As I Lay Dying guitarist Nick Hipa returns for round three of the band's blog from the road.

This week's topics include tour movies, the power of suggestion, and second-guessing yourself as an arbiter of taste, so to speak. Oh, and the little-seen film 'MacGruber.'

Hipa says:

"In the realm of socially exposing your friends to new art (music, movies, books, etc.), I suspect we've all had moments such as this: You put yourself out there and recommend something, say a movie. You then proceed to talk about how rad it is and how it will benefit the overall life quality of whomever chooses to watch it. Eventually, an opportunity presents itself by which you (the fan) are in a position to expose someone else (the soon-to-be fan) to this movie. Then the unthinkable happens: it is not well received. The direct result of this scenario is that you are left questioning your own personal taste, the taste of your disgruntled audience, and ultimately, the foundation of a friendship that could very well have been confused with acquaintanceship. It is awkward and defeating.

Ever seen 'MacGruber'? This critically un-acclaimed masterpiece has been viewed more times then I would even dare to count by our entire band and crew, including myself. It seems every season of touring comes with it a cinematic marvel that never leaves our DVD player. We refer to these as Tour Movies.
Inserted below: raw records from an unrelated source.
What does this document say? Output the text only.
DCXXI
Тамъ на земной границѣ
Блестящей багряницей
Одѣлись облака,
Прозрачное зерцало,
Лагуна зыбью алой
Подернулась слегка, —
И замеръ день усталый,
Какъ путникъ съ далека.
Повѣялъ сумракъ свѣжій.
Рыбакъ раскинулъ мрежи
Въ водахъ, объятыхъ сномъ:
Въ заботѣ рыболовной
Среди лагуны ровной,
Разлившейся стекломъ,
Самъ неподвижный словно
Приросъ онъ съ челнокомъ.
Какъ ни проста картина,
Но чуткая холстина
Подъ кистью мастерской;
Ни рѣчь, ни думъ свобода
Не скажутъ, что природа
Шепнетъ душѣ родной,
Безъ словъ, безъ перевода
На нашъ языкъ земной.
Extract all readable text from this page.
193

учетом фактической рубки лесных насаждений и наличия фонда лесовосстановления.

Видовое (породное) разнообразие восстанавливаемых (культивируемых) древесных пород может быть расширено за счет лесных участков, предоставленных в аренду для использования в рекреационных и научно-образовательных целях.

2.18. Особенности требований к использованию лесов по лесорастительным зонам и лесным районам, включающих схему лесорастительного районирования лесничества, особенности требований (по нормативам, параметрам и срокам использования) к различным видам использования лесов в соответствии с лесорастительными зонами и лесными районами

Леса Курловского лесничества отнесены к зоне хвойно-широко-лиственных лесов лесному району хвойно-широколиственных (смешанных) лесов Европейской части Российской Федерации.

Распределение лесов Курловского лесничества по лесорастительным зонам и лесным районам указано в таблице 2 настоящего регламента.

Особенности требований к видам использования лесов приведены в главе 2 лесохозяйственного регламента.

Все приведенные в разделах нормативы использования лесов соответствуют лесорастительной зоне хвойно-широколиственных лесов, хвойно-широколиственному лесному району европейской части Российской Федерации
A tour movie is never deliberately chosen or designated, but is usually decided upon as a consequence of not having any other options and simply being what everyone feels like routinely subjecting themselves to.

'MacGruber' is currently enduring its third tour as our tour movie, which if momentum continues, will find itself amongst the elite ranks of 'Blood In, Blood Out,' 'Club Dread,' 'Hot Rod' and 'Beerfest.' Like all other tour movies before it, 'MacGruber' was brought to the table by someone -- Phil Sgrosso, in this case -- and suggested as quality entertainment. It received a late night showing though half of our touring party was reluctant. I, for one, mistook it for a mindless and stupid comedy with cheap jokes that I would not like. Upon watching it in a crowded front lounge, however, I realized it was a mindless and stupid comedy with cheap jokes that I ended up not only enjoying, but over time, loving! Each subsequent group viewing enabled all jokes and one liner's to become more deeply incorporated into our daily vernacular. This is the magic of boredom and repetition. That magic, however, does not translate to everyone.

An early show in Raleigh, North Carolina, sent the majority of our entire tour gallivanting around town while the male faction of Winds of Plague and myself were left chilling hard at the venue. After a sketchy and potentially life-threatening BBQ run to The Cookout, we returned to the AILD bus where I promised all 'MacGruber' virgins an unforgettable hour-and-a-half of comedic pleasure. The viewing that ensued was full of long stretches of silence, an occasional walk out, and worst of all... courtesy laughs! What are surefire laugh out loud scenes for me, ended up being unanswered expressions of discontent from my new tour buds. I was failing on a recommendation, and it was excruciating. As time went on, I began regretting the days I had spent over-hyping 'MacGruber,' and began to make excuses mid movie:

'Is it too quiet in here?' as I adjusted the stereo settings.

'Ahh you guys missed what just happened!' anytime someone diverted attention to text.

'Anyone else got dat BBQ-itis!?' desperately trying to make anyone laugh.

'It's probably funnier when you watch it with more people...'

And that's the one that stuck. I realized then, that I probably would have never enjoyed the terrible humor of 'MacGruber' if I watched it alone in my room at home. In fact, I vividly remember watching 'Hot Rod' and 'Club Dread' in theaters and not liking those either. The revelation that soon manifested before me here, is that the element of camaraderie and residual laughing that occurs as a direct result of enjoying movies with friends cannot be duplicated. Our tastes, whether we realized it or not, have rubbed off of one another to the point where we share a foundation of cinematic appreciation. Our personal tastes withstanding, we can typically all get into the same awesomely terrible stuff.

As this tour progresses, my slight embarrassment for recommending a movie that dudes didn't like has subsided. I'm OK with people outside of my small touring bubble thinking I have terrible taste in movies; specifically because when I go to sleep every night, I know there are nine other bunk occupants around me who don't."